Quem se lembra que um dos policiais que escoltou Lula, quando ele saiu da prisão para ir ao enterro do seu neto, usava adesivo que não era da Polícia Federal?

As novas revelações do The Intercept BR/Pública mostram uma parceria “informal” entre Lava Jato e autoridades estadunidenses que, exatamente por ter se dado demaneira  informal, é ilegal. Se o compromisso da Lava Jato fosse realmente combater a corrupção e não atender aos interesses de setores dos Estados Unidos (deep State?),bastaria ter se pautado pelos canais legais. Desde 2001, com o decreto 3.810, Brasil e Estados Unidos firmaram acordo prevendo procedimento escrito e formal, intermediado por órgãos específicos de lado a lado.


Em outras palavras, mais do que uma operação anticorrupção, como sempre tentou se mostrar, a Lava Jato começa a ter sua verdadeira face desenhada. Ela é parte do kit da “guerra híbrida” adotado pelos Estados Unidos para intervir na política e na vida de países. No caso brasileiro, as razões são muitas. Desde o início dos anos 2000, estudos apontavam que o Brasil tinha tudo para, em menos de duas décadas, se transformar em potência mundial.

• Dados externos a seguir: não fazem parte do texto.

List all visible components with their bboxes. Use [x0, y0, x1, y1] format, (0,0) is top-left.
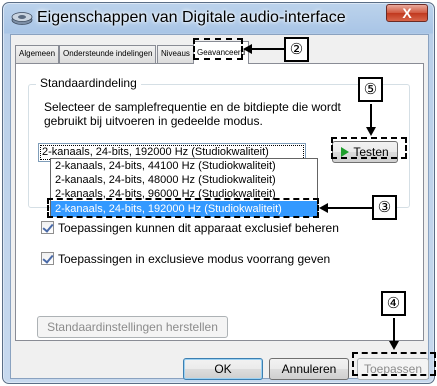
- window-title: Eigenschappen van Digitale audio-interfa…: [37, 9, 346, 26]
- callout-highlight-192khz-option: [47, 198, 319, 218]
- callout-highlight-advanced-tab: [193, 38, 243, 60]
- title-bar[interactable]: Eigenschappen van Digitale audio-interfa…: [3, 3, 434, 33]
- callout-arrow-line: [370, 104, 372, 128]
- callout-arrow: [389, 341, 399, 350]
- callout-highlight-test-button: [331, 137, 407, 159]
- callout-2: ②: [284, 37, 309, 62]
- exclusive-priority-row[interactable]: Toepassingen in exclusieve modus voorran…: [41, 252, 330, 266]
- callout-4: ④: [381, 291, 406, 316]
- exclusive-priority-checkbox[interactable]: [41, 252, 54, 265]
- callout-arrow-line: [393, 318, 395, 342]
- default-format-description: Selecteer de samplefrequentie en de bitd…: [44, 100, 341, 128]
- callout-highlight-apply-button: [352, 352, 436, 376]
- ok-button[interactable]: OK: [183, 358, 263, 380]
- tab-general[interactable]: Algemeen: [15, 45, 60, 63]
- callout-3: ③: [372, 195, 397, 220]
- close-button[interactable]: X: [386, 4, 428, 22]
- default-format-label: Standaardindeling: [36, 76, 141, 90]
- sample-rate-option[interactable]: 2-kanaals, 24-bits, 48000 Hz (Studiokwal…: [51, 173, 317, 187]
- speaker-icon: [11, 12, 33, 25]
- allow-exclusive-control-checkbox[interactable]: [41, 221, 54, 234]
- cancel-button[interactable]: Annuleren: [269, 358, 349, 380]
- exclusive-priority-label: Toepassingen in exclusieve modus voorran…: [58, 252, 331, 266]
- allow-exclusive-control-label: Toepassingen kunnen dit apparaat exclusi…: [58, 221, 339, 235]
- tab-supported-formats[interactable]: Ondersteunde indelingen: [59, 45, 157, 63]
- callout-5: ⑤: [358, 77, 383, 102]
- allow-exclusive-control-row[interactable]: Toepassingen kunnen dit apparaat exclusi…: [41, 221, 339, 235]
- callout-arrow-line: [251, 48, 284, 50]
- callout-arrow-line: [327, 207, 372, 209]
- restore-defaults-button[interactable]: Standaardinstellingen herstellen: [37, 316, 228, 338]
- tab-levels[interactable]: Niveaus: [157, 45, 194, 63]
- callout-arrow: [366, 127, 376, 136]
- sample-rate-option[interactable]: 2-kanaals, 24-bits, 44100 Hz (Studiokwal…: [51, 159, 317, 173]
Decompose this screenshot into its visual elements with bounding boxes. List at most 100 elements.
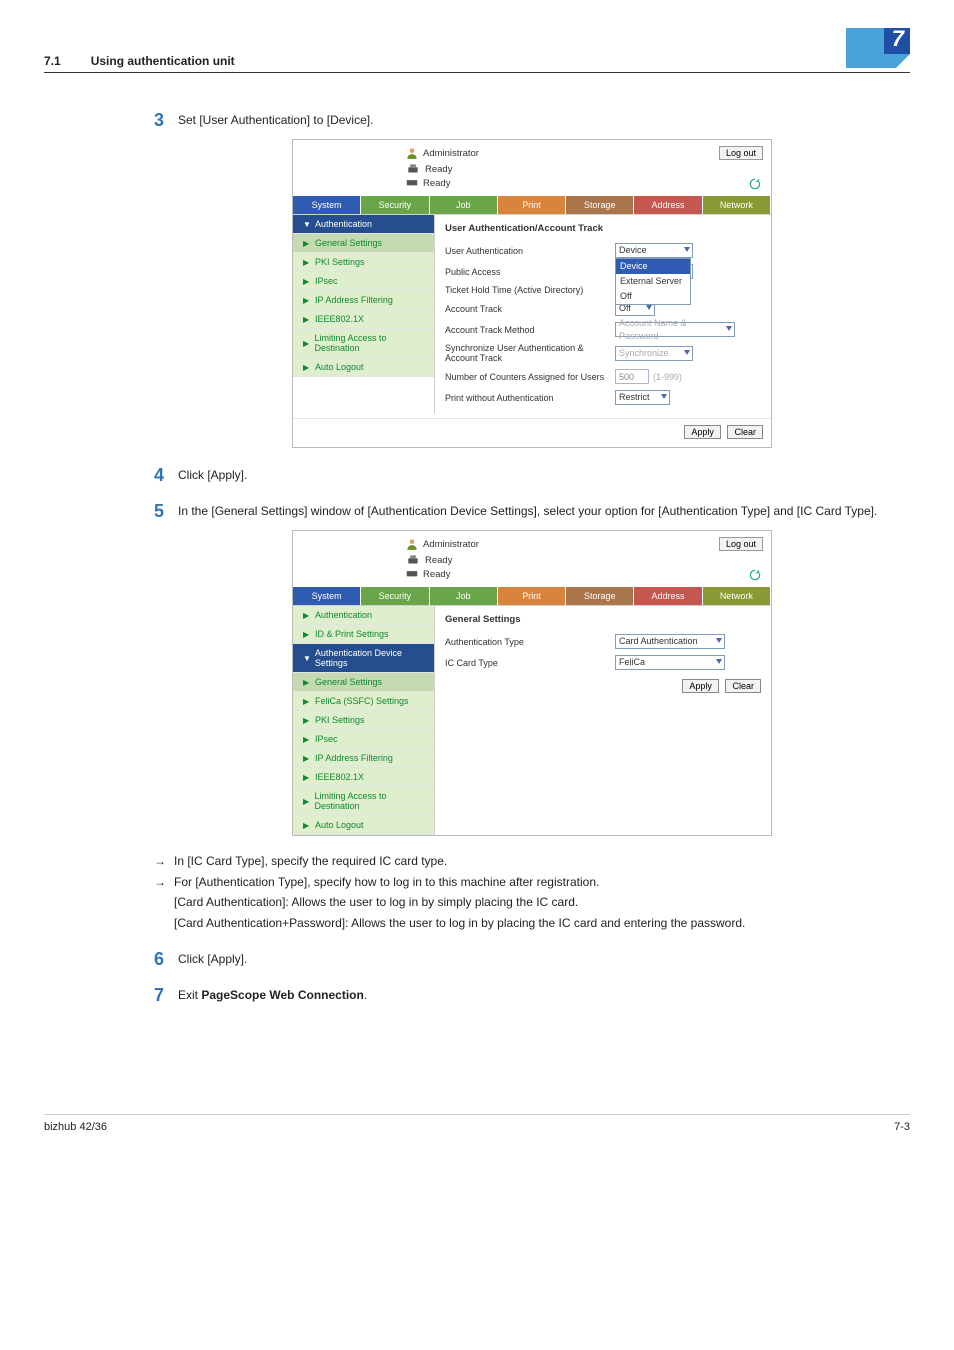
sidebar-item-ieee8021x[interactable]: ▶IEEE802.1X [293,768,434,787]
step-number-5: 5 [154,502,178,520]
sidebar-label: IP Address Filtering [315,753,393,763]
sidebar-label: FeliCa (SSFC) Settings [315,696,409,706]
tab-address[interactable]: Address [634,587,702,605]
status-ready-printer: Ready [405,162,452,176]
tab-print[interactable]: Print [498,587,566,605]
sidebar-label: IPsec [315,734,338,744]
sidebar-item-ip-filtering[interactable]: ▶IP Address Filtering [293,749,434,768]
ic-card-type-select[interactable]: FeliCa [615,655,725,670]
status-ready-scanner: Ready [405,176,452,190]
tab-system[interactable]: System [293,196,361,214]
sidebar-item-ieee8021x[interactable]: ▶IEEE802.1X [293,310,434,329]
section-title: Using authentication unit [91,54,235,68]
user-auth-option-external[interactable]: External Server [616,274,690,289]
step7-suffix: . [364,988,367,1002]
substep-b1: For [Authentication Type], specify how t… [174,873,599,892]
refresh-icon [748,177,762,191]
sidebar-label: Authentication [315,610,372,620]
step-text-5: In the [General Settings] window of [Aut… [178,502,910,520]
clear-button[interactable]: Clear [727,425,763,439]
sidebar-item-general-settings[interactable]: ▶General Settings [293,673,434,692]
sidebar-item-auto-logout[interactable]: ▶Auto Logout [293,358,434,377]
step-number-4: 4 [154,466,178,484]
user-auth-select[interactable]: Device Device External Server Off [615,243,693,258]
status-ready-scanner: Ready [405,567,452,581]
sidebar-item-general[interactable]: ▶General Settings [293,234,434,253]
print-without-auth-select[interactable]: Restrict [615,390,670,405]
panel-heading: User Authentication/Account Track [445,223,761,234]
tab-job[interactable]: Job [430,587,498,605]
sidebar-item-id-print[interactable]: ▶ID & Print Settings [293,625,434,644]
sidebar-item-ipsec[interactable]: ▶IPsec [293,730,434,749]
sidebar-label: ID & Print Settings [315,629,389,639]
printer-icon [405,553,421,567]
sidebar-label: Authentication Device Settings [315,648,426,668]
chapter-number: 7 [892,26,904,52]
footer-left: bizhub 42/36 [44,1121,107,1133]
step7-prefix: Exit [178,988,201,1002]
sidebar-item-ipsec[interactable]: ▶IPsec [293,272,434,291]
sidebar-label: General Settings [315,677,382,687]
scanner-icon [405,176,419,190]
refresh-icon [748,568,762,582]
web-connection-screenshot-2: Administrator Log out Ready Ready [292,530,772,836]
status-ready-printer-label: Ready [425,555,452,566]
status-ready-printer: Ready [405,553,452,567]
panel-heading: General Settings [445,614,761,625]
apply-button[interactable]: Apply [682,679,719,693]
sidebar-item-pki[interactable]: ▶PKI Settings [293,253,434,272]
counters-input[interactable] [615,369,649,384]
sidebar-item-authentication[interactable]: ▶Authentication [293,606,434,625]
sidebar-label: IEEE802.1X [315,772,364,782]
tab-security[interactable]: Security [361,587,429,605]
tab-address[interactable]: Address [634,196,702,214]
apply-button[interactable]: Apply [684,425,721,439]
sidebar-item-felica[interactable]: ▶FeliCa (SSFC) Settings [293,692,434,711]
admin-label-text: Administrator [423,148,479,159]
step-number-6: 6 [154,950,178,968]
substep-b2: [Card Authentication]: Allows the user t… [174,893,578,912]
step-text-7: Exit PageScope Web Connection. [178,986,910,1004]
sidebar-item-auth-device[interactable]: ▼Authentication Device Settings [293,644,434,673]
account-track-method-select[interactable]: Account Name & Password [615,322,735,337]
auth-type-select[interactable]: Card Authentication [615,634,725,649]
tab-network[interactable]: Network [703,587,771,605]
user-auth-option-device[interactable]: Device [616,259,690,274]
tab-job[interactable]: Job [430,196,498,214]
admin-label: Administrator [405,146,479,160]
user-auth-option-off[interactable]: Off [616,289,690,304]
sidebar-item-pki[interactable]: ▶PKI Settings [293,711,434,730]
refresh-button[interactable] [747,176,763,192]
sidebar-item-ip-filtering[interactable]: ▶IP Address Filtering [293,291,434,310]
section-number: 7.1 [44,54,61,68]
status-ready-printer-label: Ready [425,164,452,175]
auth-type-label: Authentication Type [445,637,615,647]
user-auth-selected: Device [619,244,647,257]
logout-button[interactable]: Log out [719,537,763,551]
tab-security[interactable]: Security [361,196,429,214]
sync-select[interactable]: Synchronize [615,346,693,361]
refresh-button[interactable] [747,567,763,583]
tab-system[interactable]: System [293,587,361,605]
tab-network[interactable]: Network [703,196,771,214]
sidebar-item-limiting-access[interactable]: ▶Limiting Access to Destination [293,329,434,358]
logout-button[interactable]: Log out [719,146,763,160]
sidebar-item-limiting-access[interactable]: ▶Limiting Access to Destination [293,787,434,816]
tab-storage[interactable]: Storage [566,196,634,214]
admin-label-text: Administrator [423,539,479,550]
sidebar-label: Auto Logout [315,362,364,372]
clear-button[interactable]: Clear [725,679,761,693]
sidebar-label: IPsec [315,276,338,286]
footer-right: 7-3 [894,1121,910,1133]
sidebar-label: IP Address Filtering [315,295,393,305]
tab-print[interactable]: Print [498,196,566,214]
sidebar-item-auto-logout[interactable]: ▶Auto Logout [293,816,434,835]
scanner-icon [405,567,419,581]
substep-b3: [Card Authentication+Password]: Allows t… [174,914,745,933]
tab-storage[interactable]: Storage [566,587,634,605]
sync-value: Synchronize [619,347,669,360]
sidebar-label: Auto Logout [315,820,364,830]
sidebar-item-authentication[interactable]: ▼Authentication [293,215,434,234]
sidebar-label: PKI Settings [315,257,365,267]
account-track-label: Account Track [445,304,615,314]
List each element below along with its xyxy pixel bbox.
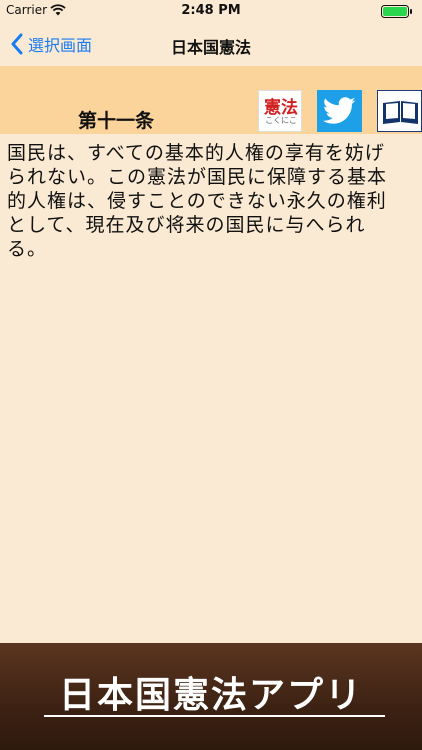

Esses estudos, claro, incomodaram a grande potência mundial e potência maior do hemisfério, mas acabaram sendo deixados de lado em função dos ataques terroristas às torres gêmeas, em 2001. Nesse meio tempo, assumiu o poder no Brasil e também na maioria dos países da América do Sul, governos populares que buscaram o desenvolvimento de suas economias e parcerias no cenário internacional.


O Mercosul foi fortalecido, a Unasul foi criada e o Brasil esteve à frente do surgimento do BRICS e passou a integrá-lo, juntamente com Rússia, Índia, China e África do Sul.


Como se isso não bastasse, o Brasil anunciou em 2007 a descoberta do pré-sal e em 2014, apesar da pesada campanha da mídia para derrotar o PT, Dilma Rousseff consegue se reeleger, com a agremiação dando início ao seu quarto mandato à frente da presidência da República.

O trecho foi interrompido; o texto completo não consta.